It sounded sincere, she sounded sincere, and Helena, if she were honest and if she put her mind to it, could remember the excitement she had felt when she heard Caturanga offhandedly declare, over weak tea and stale biscuits, that she was ready to join the Warehouse. She was 17, and she had been picking pockets and loitering near alehouses and brothels for wind-tattered scraps of conversation for him since she was 12. She had tramped across the better part of London, searching trash bins and flirting with stableboys and footmen, collecting information where and how she could, to deliver it to him over the cheapest of meals in the grimiest of hotel dining rooms and cafés. He had bought her for the price of a bun and still she had flushed with pleasure and straightened her shoulders under a dress a size too small for her when he said, "You've been doing an agent's work for years. Maybe it's time you become one." It had been more than the price of a bun, his investment in her; he had paid for lessons for her though she had quickly outstripped the abilities of those who taught her, and he had tided her over with small gifts of cash as Charles tried newspaper after newspaper, looking for steady work. Most valuable of all, he had taught her how to shadow and trail, eavesdrop, pilfer, ensnare, deceive, disarm, disappear and, if necessary, disable. She didn't question Diane's allegiance, she questioned why Diane, in turn, hadn't yet asked herself what she was receiving in return. Caturanga had cared for her, but he also used her, and the caring and the using had become so bound together that he, and she, could no longer distinguish between them.

"My mentor was one of the older agents, highly regarded by the elders. It was a mark of distinction, I was told, that he had specifically asked to mentor me." Diane was beginning to talk, _prattle_ about her Warehouse again, and Helena closed the doors of the wardrobe, steeling herself for a boarding school fantasy straight from one of those nineteenth-century children's stories that other children had gotten to read. She rested her head for a moment against the doors, all too painfully aware that more than a century later she was still putting her daughter aside, shutting her out, the Warehouse's call always the one she answered first.

 **Myka**

In years past she would have missed it, the tiny twitch, like one too many blinks.
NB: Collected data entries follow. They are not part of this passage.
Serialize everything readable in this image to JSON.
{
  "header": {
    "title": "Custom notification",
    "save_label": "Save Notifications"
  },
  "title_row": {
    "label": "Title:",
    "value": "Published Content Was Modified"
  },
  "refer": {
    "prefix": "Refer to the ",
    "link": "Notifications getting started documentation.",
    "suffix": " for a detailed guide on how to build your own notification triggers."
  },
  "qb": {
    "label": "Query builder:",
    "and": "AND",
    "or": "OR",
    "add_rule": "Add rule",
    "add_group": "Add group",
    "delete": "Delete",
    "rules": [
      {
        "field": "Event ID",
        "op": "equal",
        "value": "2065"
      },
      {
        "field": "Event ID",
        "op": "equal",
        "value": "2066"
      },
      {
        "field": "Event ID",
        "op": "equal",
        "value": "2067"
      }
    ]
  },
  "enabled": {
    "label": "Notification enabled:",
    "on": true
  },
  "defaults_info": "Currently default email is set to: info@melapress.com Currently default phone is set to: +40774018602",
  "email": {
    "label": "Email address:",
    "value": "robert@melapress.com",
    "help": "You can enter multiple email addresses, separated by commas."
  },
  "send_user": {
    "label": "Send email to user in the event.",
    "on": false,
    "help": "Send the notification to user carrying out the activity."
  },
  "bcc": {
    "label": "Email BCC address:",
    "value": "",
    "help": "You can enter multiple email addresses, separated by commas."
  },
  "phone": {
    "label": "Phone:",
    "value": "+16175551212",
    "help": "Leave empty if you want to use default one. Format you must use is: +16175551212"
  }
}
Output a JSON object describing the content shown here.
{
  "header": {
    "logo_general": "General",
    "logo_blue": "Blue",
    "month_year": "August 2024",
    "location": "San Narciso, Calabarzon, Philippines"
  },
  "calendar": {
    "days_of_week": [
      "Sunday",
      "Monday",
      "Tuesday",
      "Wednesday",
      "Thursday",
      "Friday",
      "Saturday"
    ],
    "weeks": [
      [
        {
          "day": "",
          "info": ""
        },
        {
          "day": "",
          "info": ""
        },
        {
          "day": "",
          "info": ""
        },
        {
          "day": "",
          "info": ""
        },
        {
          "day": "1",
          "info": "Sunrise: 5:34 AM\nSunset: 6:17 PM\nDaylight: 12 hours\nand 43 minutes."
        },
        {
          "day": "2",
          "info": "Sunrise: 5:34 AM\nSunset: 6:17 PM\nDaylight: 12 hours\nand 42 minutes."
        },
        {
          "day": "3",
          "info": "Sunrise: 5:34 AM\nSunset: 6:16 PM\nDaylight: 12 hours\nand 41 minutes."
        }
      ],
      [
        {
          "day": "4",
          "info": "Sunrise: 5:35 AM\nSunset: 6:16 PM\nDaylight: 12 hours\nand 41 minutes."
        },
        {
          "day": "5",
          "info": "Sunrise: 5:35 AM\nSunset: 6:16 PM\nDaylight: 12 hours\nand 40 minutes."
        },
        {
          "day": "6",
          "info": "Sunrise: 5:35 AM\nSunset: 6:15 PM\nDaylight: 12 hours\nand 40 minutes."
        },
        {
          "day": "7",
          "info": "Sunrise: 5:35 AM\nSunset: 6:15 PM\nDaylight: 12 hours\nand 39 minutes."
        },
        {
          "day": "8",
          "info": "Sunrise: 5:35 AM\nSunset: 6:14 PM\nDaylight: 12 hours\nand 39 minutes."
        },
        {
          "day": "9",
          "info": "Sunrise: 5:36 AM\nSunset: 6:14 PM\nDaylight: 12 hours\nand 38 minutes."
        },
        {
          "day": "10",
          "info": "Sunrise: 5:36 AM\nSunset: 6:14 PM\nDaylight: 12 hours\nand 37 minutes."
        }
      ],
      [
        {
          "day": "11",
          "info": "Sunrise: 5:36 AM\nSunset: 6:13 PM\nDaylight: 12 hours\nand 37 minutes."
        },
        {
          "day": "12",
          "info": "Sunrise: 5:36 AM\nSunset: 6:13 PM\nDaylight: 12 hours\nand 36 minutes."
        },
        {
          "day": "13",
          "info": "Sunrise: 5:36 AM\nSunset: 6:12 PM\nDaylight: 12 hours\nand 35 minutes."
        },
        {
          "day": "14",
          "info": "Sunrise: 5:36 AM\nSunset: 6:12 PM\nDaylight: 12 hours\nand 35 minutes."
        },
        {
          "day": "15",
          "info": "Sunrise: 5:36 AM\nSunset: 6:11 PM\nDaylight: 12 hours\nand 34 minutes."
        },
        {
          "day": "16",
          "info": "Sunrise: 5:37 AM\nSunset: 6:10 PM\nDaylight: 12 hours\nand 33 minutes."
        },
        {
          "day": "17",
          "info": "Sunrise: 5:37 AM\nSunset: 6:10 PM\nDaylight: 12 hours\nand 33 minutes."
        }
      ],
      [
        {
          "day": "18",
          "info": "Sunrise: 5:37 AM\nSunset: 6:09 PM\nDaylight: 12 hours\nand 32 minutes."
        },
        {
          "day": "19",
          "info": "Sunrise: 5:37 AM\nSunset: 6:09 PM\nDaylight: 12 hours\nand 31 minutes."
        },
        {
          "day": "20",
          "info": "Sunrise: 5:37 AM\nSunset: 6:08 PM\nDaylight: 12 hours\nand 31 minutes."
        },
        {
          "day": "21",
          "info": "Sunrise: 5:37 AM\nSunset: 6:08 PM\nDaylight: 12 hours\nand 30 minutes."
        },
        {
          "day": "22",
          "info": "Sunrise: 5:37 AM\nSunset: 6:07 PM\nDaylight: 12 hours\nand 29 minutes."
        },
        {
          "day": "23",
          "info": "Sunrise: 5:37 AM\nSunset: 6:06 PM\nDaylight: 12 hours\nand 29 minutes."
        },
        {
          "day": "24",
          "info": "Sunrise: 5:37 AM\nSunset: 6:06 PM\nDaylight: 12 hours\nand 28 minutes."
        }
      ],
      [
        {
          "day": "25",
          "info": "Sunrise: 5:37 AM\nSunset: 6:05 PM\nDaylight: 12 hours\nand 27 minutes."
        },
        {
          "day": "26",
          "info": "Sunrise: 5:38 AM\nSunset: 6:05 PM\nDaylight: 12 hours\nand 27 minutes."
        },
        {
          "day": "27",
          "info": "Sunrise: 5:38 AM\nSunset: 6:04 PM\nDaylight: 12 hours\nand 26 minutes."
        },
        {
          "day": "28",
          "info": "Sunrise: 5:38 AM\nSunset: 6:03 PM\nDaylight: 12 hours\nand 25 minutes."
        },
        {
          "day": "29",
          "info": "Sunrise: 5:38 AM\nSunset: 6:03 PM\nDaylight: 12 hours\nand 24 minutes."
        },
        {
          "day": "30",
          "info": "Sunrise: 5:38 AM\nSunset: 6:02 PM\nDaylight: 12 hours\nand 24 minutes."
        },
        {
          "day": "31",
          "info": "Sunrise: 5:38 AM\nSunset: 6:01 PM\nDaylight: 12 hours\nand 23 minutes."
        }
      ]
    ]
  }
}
Myka would never have called that face impassive; it was built for drama, the pronounced cheekbones, the firm chin, the narrow, slightly canted eyes. She could have played Medea or Clytemnestra or Lady Macbeth on stage. Hell, she could have _been_ any one or all of them, suffering and causing suffering alike. Yet at times that face was practically unreadable, and it had been at its stoniest around Diane. Diane was describing her mentor, a veteran agent and one of the select few who were chosen to retrieve anomalies. She had been partnered with him her first three years as a Warehouse agent. Laughing almost wryly, as if she recognized too late just how special his selection of her as his trainee had been, she confessed, "He was very good-looking in a raffish sort of way, something not lost on the other novices, but I was too afraid that I might embarrass or disappoint him by my performance in the field to take notice."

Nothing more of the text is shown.